Grammatostomias flagellibarba
- Conservation status: Least Concern (IUCN 3.1)

Scientific classification
- Domain: Eukaryota
- Kingdom: Animalia
- Phylum: Chordata
- Class: Actinopterygii
- Order: Stomiiformes
- Family: Stomiidae
- Genus: Grammatostomias
- Species: G. flagellibarba
- Binomial name: Grammatostomias flagellibarba Holt & Byrne, 1910
- Synonyms: Lamprotoxus phanobrochus Regan & Trewavas, 1930

= Grammatostomias flagellibarba =

- Genus: Grammatostomias
- Species: flagellibarba
- Authority: Holt & Byrne, 1910
- Conservation status: LC
- Synonyms: Lamprotoxus phanobrochus Regan & Trewavas, 1930

Species of fish

Grammatostomias flagellibarba is a species of barbeled dragonfish. They live at depths of up to 1,500 m (5,000 ft) below the surface and usually measure up to 15.2 cm (6 in) in length.
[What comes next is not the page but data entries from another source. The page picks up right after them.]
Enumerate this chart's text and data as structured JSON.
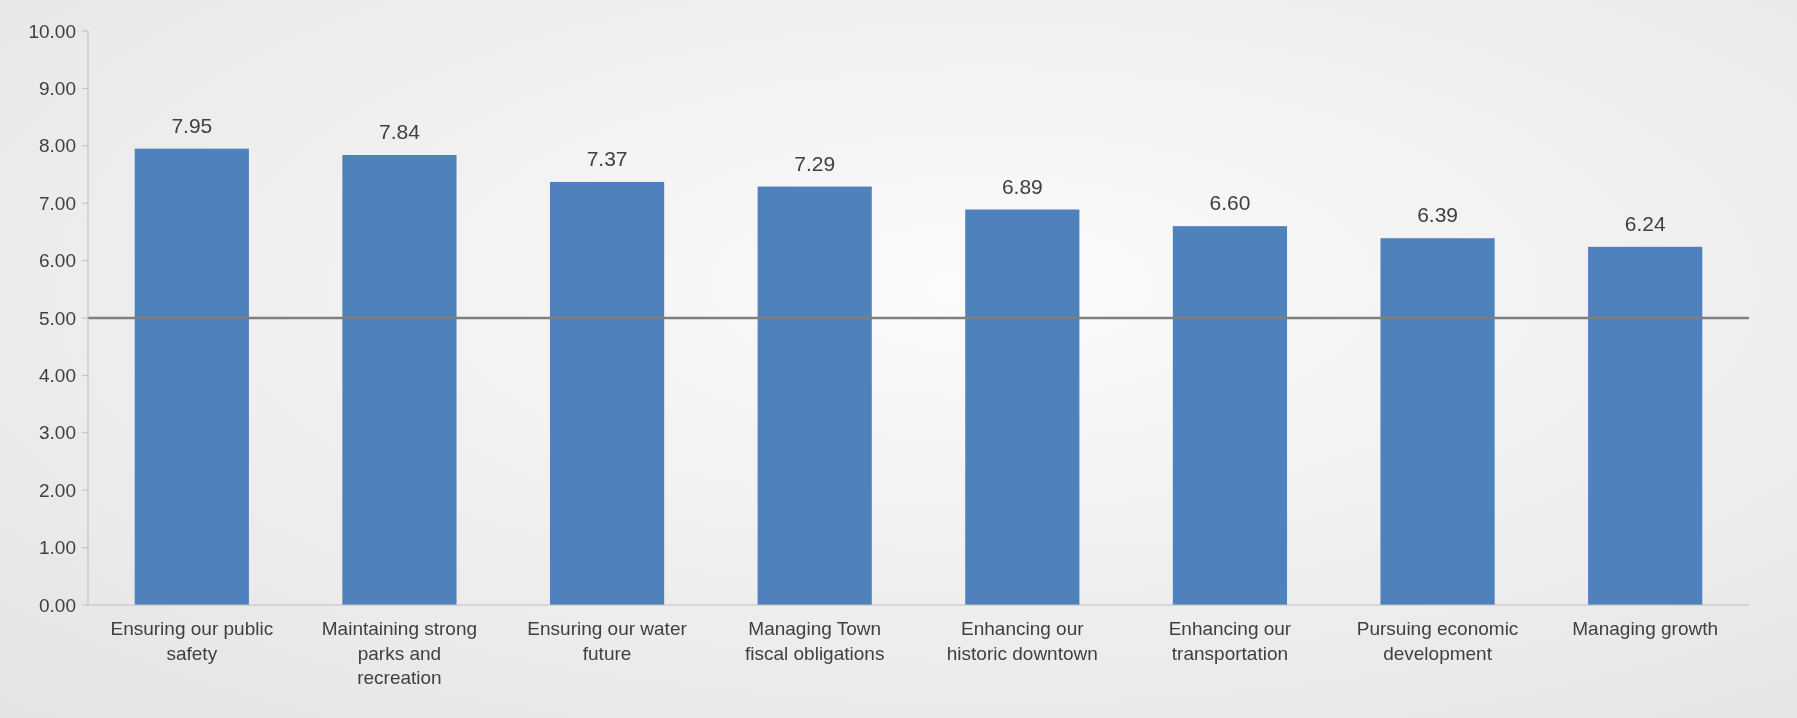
{
  "chart_data": {
    "type": "bar",
    "categories": [
      "Ensuring our public safety",
      "Maintaining strong parks and recreation",
      "Ensuring our water future",
      "Managing Town fiscal obligations",
      "Enhancing our historic downtown",
      "Enhancing our transportation",
      "Pursuing economic development",
      "Managing growth"
    ],
    "values": [
      7.95,
      7.84,
      7.37,
      7.29,
      6.89,
      6.6,
      6.39,
      6.24
    ],
    "value_labels": [
      "7.95",
      "7.84",
      "7.37",
      "7.29",
      "6.89",
      "6.60",
      "6.39",
      "6.24"
    ],
    "color": "#4f81bd",
    "ylim": [
      0,
      10
    ],
    "yticks": [
      {
        "value": 0,
        "label": "0.00"
      },
      {
        "value": 1,
        "label": "1.00"
      },
      {
        "value": 2,
        "label": "2.00"
      },
      {
        "value": 3,
        "label": "3.00"
      },
      {
        "value": 4,
        "label": "4.00"
      },
      {
        "value": 5,
        "label": "5.00"
      },
      {
        "value": 6,
        "label": "6.00"
      },
      {
        "value": 7,
        "label": "7.00"
      },
      {
        "value": 8,
        "label": "8.00"
      },
      {
        "value": 9,
        "label": "9.00"
      },
      {
        "value": 10,
        "label": "10.00"
      }
    ],
    "ref_lines": [
      {
        "axis": "y",
        "value": 5,
        "color": "#7f7f7f"
      }
    ],
    "grid": false
  }
}
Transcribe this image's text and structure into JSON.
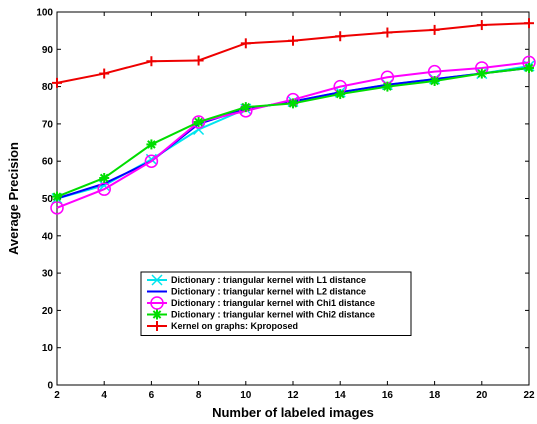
{
  "chart_data": {
    "type": "line",
    "title": "",
    "xlabel": "Number of labeled images",
    "ylabel": "Average Precision",
    "xlim": [
      2,
      22
    ],
    "ylim": [
      0,
      100
    ],
    "xticks": [
      2,
      4,
      6,
      8,
      10,
      12,
      14,
      16,
      18,
      20,
      22
    ],
    "yticks": [
      0,
      10,
      20,
      30,
      40,
      50,
      60,
      70,
      80,
      90,
      100
    ],
    "grid": false,
    "legend_position": "lower-center",
    "x": [
      2,
      4,
      6,
      8,
      10,
      12,
      14,
      16,
      18,
      20,
      22
    ],
    "series": [
      {
        "name": "Dictionary : triangular kernel with L1 distance",
        "color": "#00e5ee",
        "marker": "x",
        "values": [
          50,
          53.5,
          60.5,
          68.5,
          74,
          76,
          78.5,
          80.5,
          82,
          83.5,
          85.5
        ]
      },
      {
        "name": "Dictionary : triangular kernel with L2 distance",
        "color": "#0000ff",
        "marker": "none",
        "values": [
          50,
          54,
          60,
          70,
          74,
          76,
          78.5,
          80.5,
          82,
          83.5,
          85
        ]
      },
      {
        "name": "Dictionary : triangular kernel with Chi1 distance",
        "color": "#ff00ff",
        "marker": "circle",
        "values": [
          47.5,
          52.5,
          60,
          70.5,
          73.5,
          76.5,
          80,
          82.5,
          84,
          85,
          86.5
        ]
      },
      {
        "name": "Dictionary : triangular kernel with Chi2 distance",
        "color": "#00dd00",
        "marker": "asterisk",
        "values": [
          50.5,
          55.5,
          64.5,
          70.5,
          74.5,
          75.5,
          78,
          80,
          81.5,
          83.5,
          85
        ]
      },
      {
        "name": "Kernel on graphs: Kproposed",
        "color": "#ee0000",
        "marker": "plus",
        "values": [
          81,
          83.5,
          86.8,
          87,
          91.6,
          92.3,
          93.5,
          94.5,
          95.2,
          96.5,
          97
        ]
      }
    ]
  }
}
==Type specimen and description==
The type specimen was caught in a shrimp trawl by the Helga on 12 November 1909 at 51° 20' N, 11° 56' W, southwest of Ireland. They were trawling over bottom 736 fathoms (4416 ft) deep, but "the net never touched bottom, and probably did not go deeper than 700 fathoms" (4200 ft).

It is black and possesses a chin barbel that is about six times as long as the body, a large photophore behind and just below each eye, and two rows of very small photophores on each side of the body.

==Distribution==
It is found in the North Atlantic, specifically off southern Ireland and in the Bay of Biscay.